My foot-stink assails my senses. I'm trying to focus on the screen in front of me, but I'm finding it difficult to concentrate with the stinging in my nostrils. My feet aren't that bad today, it's more that hours and days and weeks of foot-stink have permeated every fibre of the couch - the poker couch. The strategic throne from whence I send my chips into battle.
So it sit, cross legged on the poker couch, at the end of another 12 hour session at the tables, inhaling stale foot-stink and wondering why I persist with online poker. The money is nice I guess. It’s been a good year for me on the virtual felt. But by god I hate playing online. My current country of residence – Lao PDR – doesn’t have any live poker, so I’m reduced to playing the demoralising simulacrum of the real version of the game.
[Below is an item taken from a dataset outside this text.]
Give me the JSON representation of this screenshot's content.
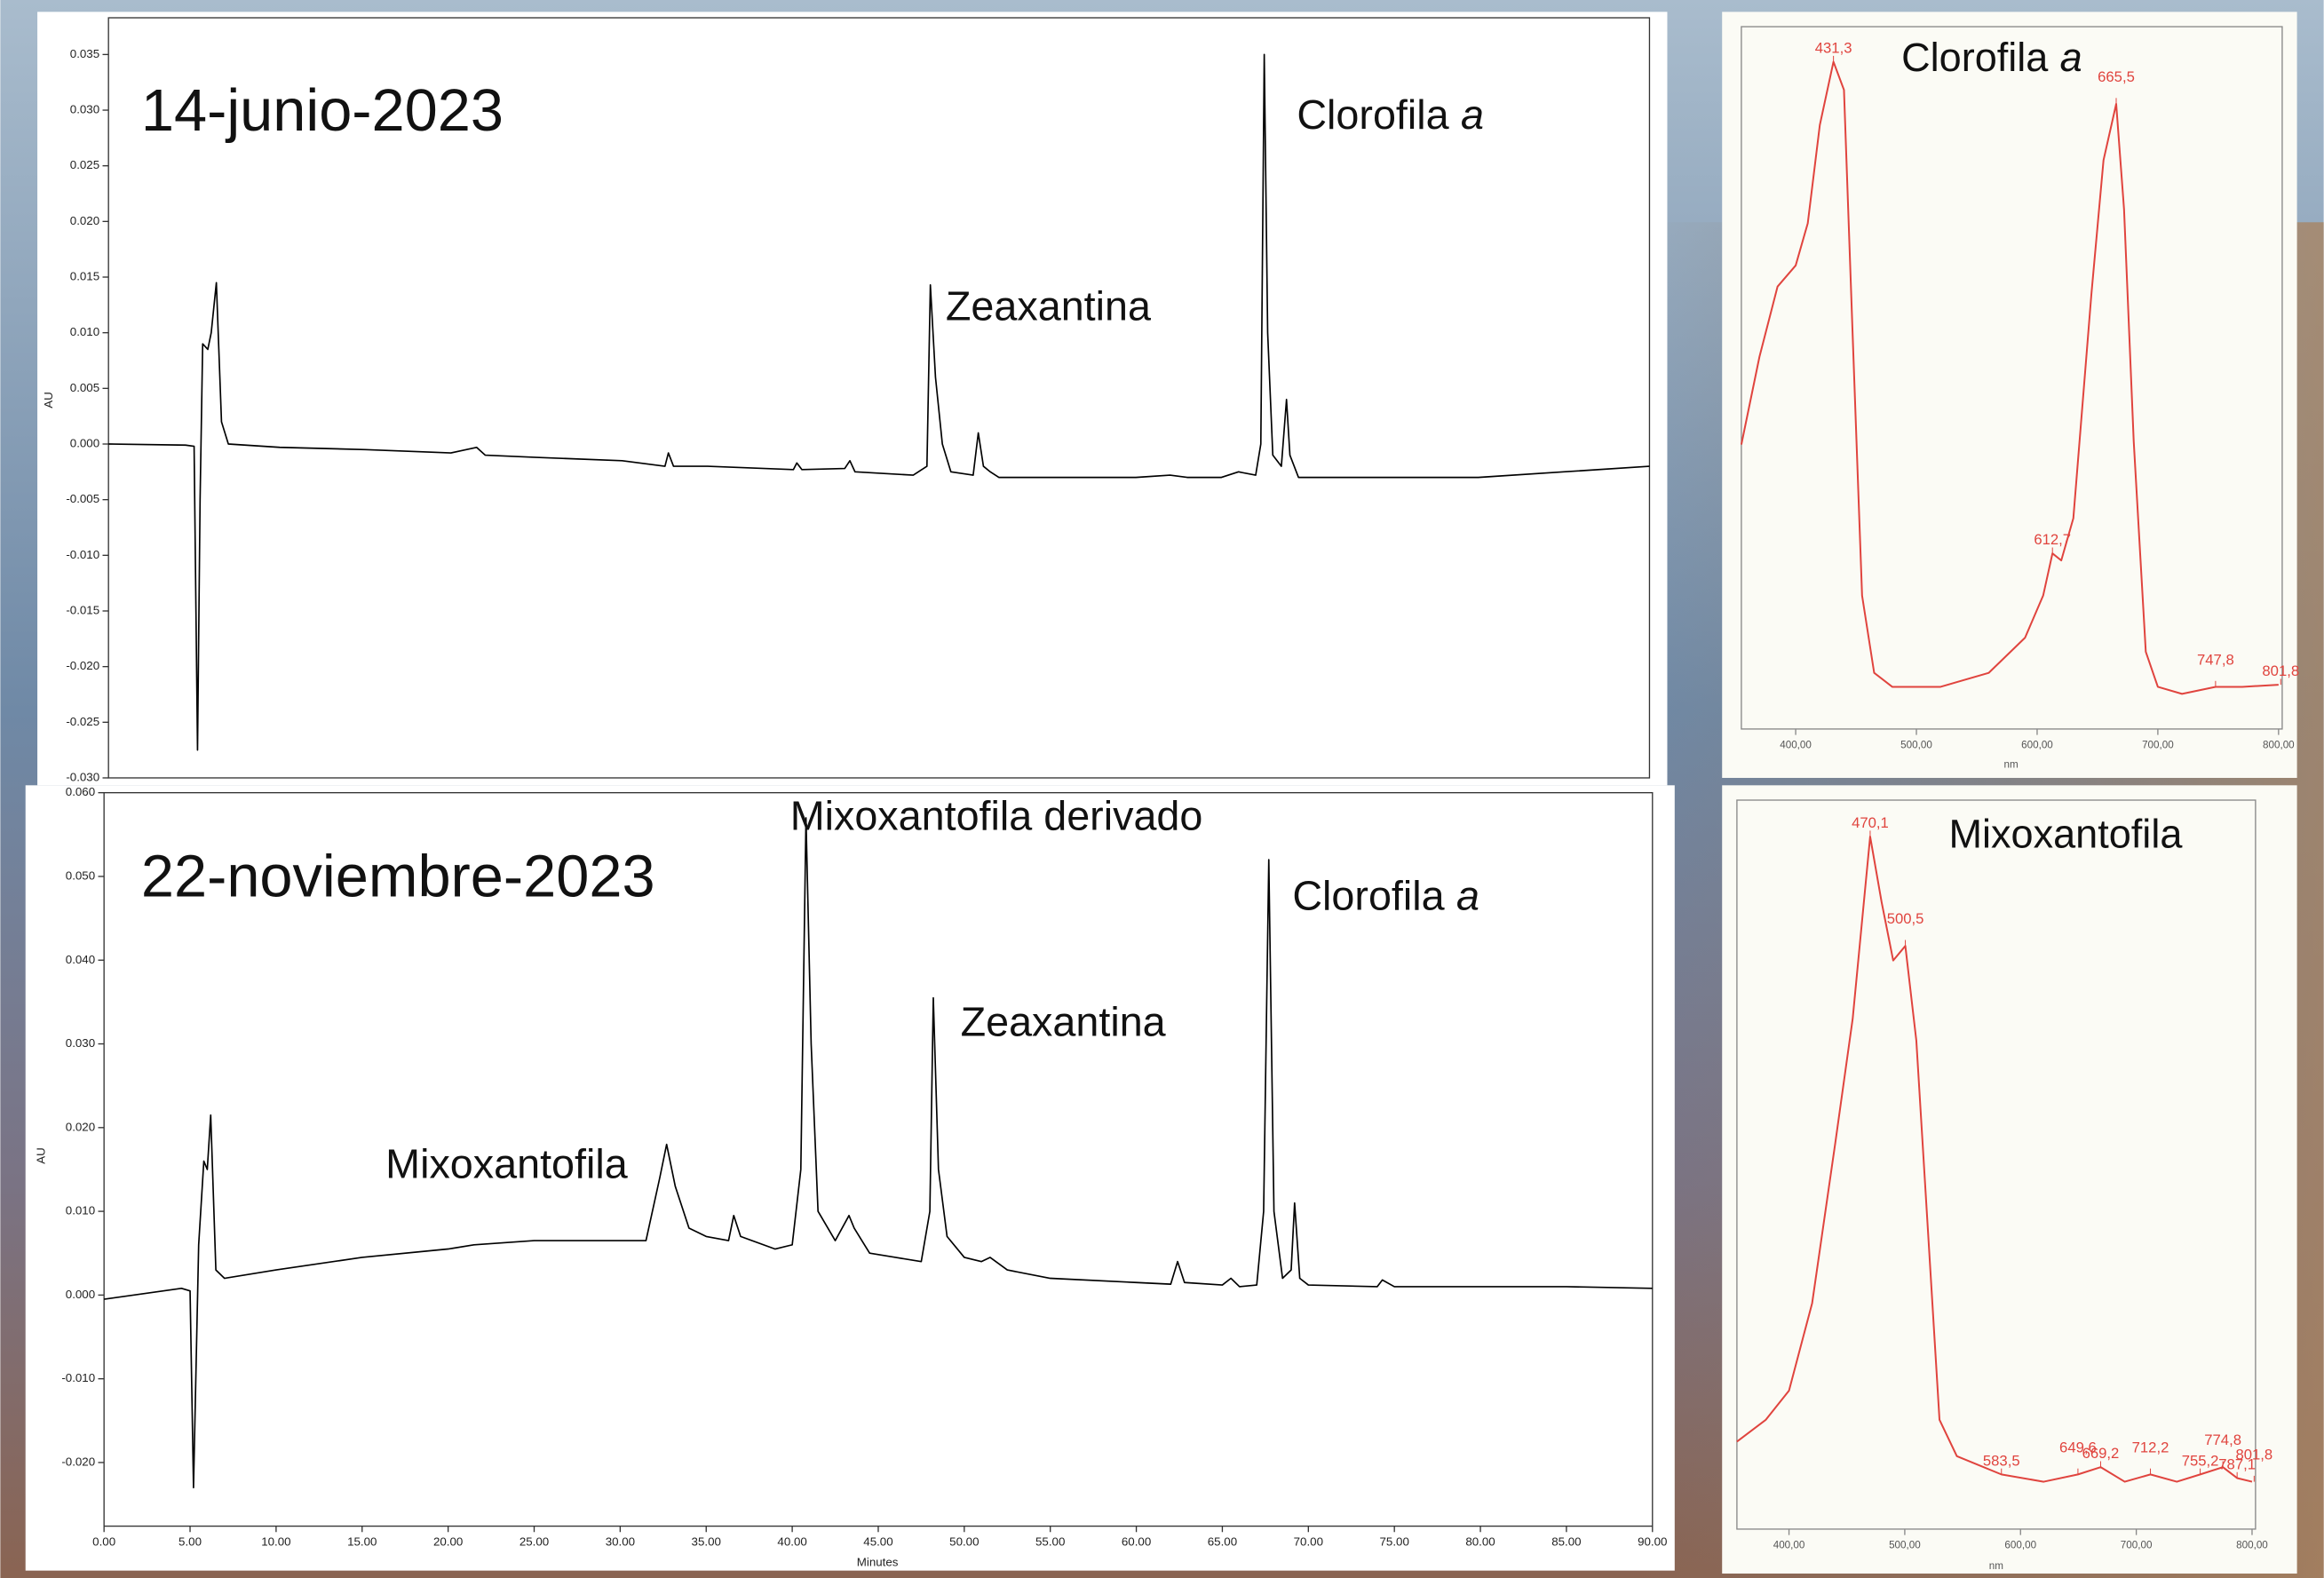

Online poker is demoralising for a number of reasons - it's tedious and repetitive; it gives you even less motivation to leave the house, bathe, or develop any kind of social skills; pieces of perfectly good computer equipment – mouses, keyboards and occasionally screens – get damaged in tilt-fuelled rages; and it keeps you cooped up indoors vegetating during beautiful summer days while stinking up perfectly good couches. And in the end, it just isn't as interesting as live poker.
It's a different game for starters. It has the same science as real poker – perhaps even moreso - but less art. It lacks the psychological depth, the human side of the real game, which for mine really makes poker worth playing in the first place.
It takes skill - yes of course - some of the brightest and best play almost exclusively online. It's tough - no one will deny that - even some of the low buy-in tournaments and cash games have quality opposition slowly working their way through the monetary ranks. But let’s face it - it's dull. It’s lifeless. It lacks the verve, the colour and excitement of live play. And by excitement I mean it lacks the heart pumping, ball shrinking, sheer terror of live play.
Online poker has a relative vacuum of information. You can't see the way someone handles their chips, verbalises a bet, or respond to the scrutiny of nine pairs of eyes watching them as they try to calmly bet the nuts on the river. You can't observe how someone responds to pressure - the pressure of a long tournament day; the pressure of the bubble; the pressure of pushing out a big bluff. It’s the last in particular that really gets the heart pumping. When sitting in the comfort and anonymity of your lounge room, a simple click of the mouse button makes the big bluff easy. I can do that without blinking. But live play? The big bluff at the final table of a big tournament? That gets the blood pounding in the ears, the hands shaking, the sweat beading on the brow.
Yeah baby, live play can be a rush.
Online poker, on the other hand, is a bunch of 16 year-old mathematicians practicing optimal play while surfing for black-on-white porn and writing grammatically retarded pseudo-sentences on the two-plus-two forums. You don't need heart to play online, you need a calculator. It's not a game about humans; it’s a game of equity and numbers.
So why even play? Easy - I love poker. If I didn’t have online poker, I’d be begging my girlfriend to play heads-up for match-sticks; if she wasn’t around I’d be dealing cards to imaginary opponents and trying to ‘play out’ different hands according to the ‘tendencies’ of the imaginary players. If I didn’t have a deck of cards, I’d cut rectangles out of pieces of paper and make my own deck.
And I want to tell you something right now so there’s no doubt in your mind – I’ve done all of these things and worse. I’m a true poker desperado. Once I made a pair of Kings out of post-it notes during a particularly long and boring meeting, so while the speaker droned on interminably about fiduciary systems or the new pair of pants he just bought or whatever crap it was, I would occasionally peek down at the post-its and feel a sliver of that short-sharp thrill of looking down and seeing pocket Kings in a live game.
So I play online because I’m a poker tragic. I endure that lingering foot-stink so I can keep my technical skills sharp and to make some money. But I’m not kidding myself. It’s not real and doesn’t feel real. It’s virtual. The real game is what the November Nine have just shaped up to, or what several hundred players will be doing in the Main Event of the Aussie Millions come January.
And that is what it is about - a room echoing with the sound of a million riffling chips at the beginning of a major tournament, the atmosphere electric with anticipation; a thousand poker tragics in the same room chasing the Moneymaker dream, and the announcer taking up the mike and telling the dealers to ‘Shuffle Up and Deal!’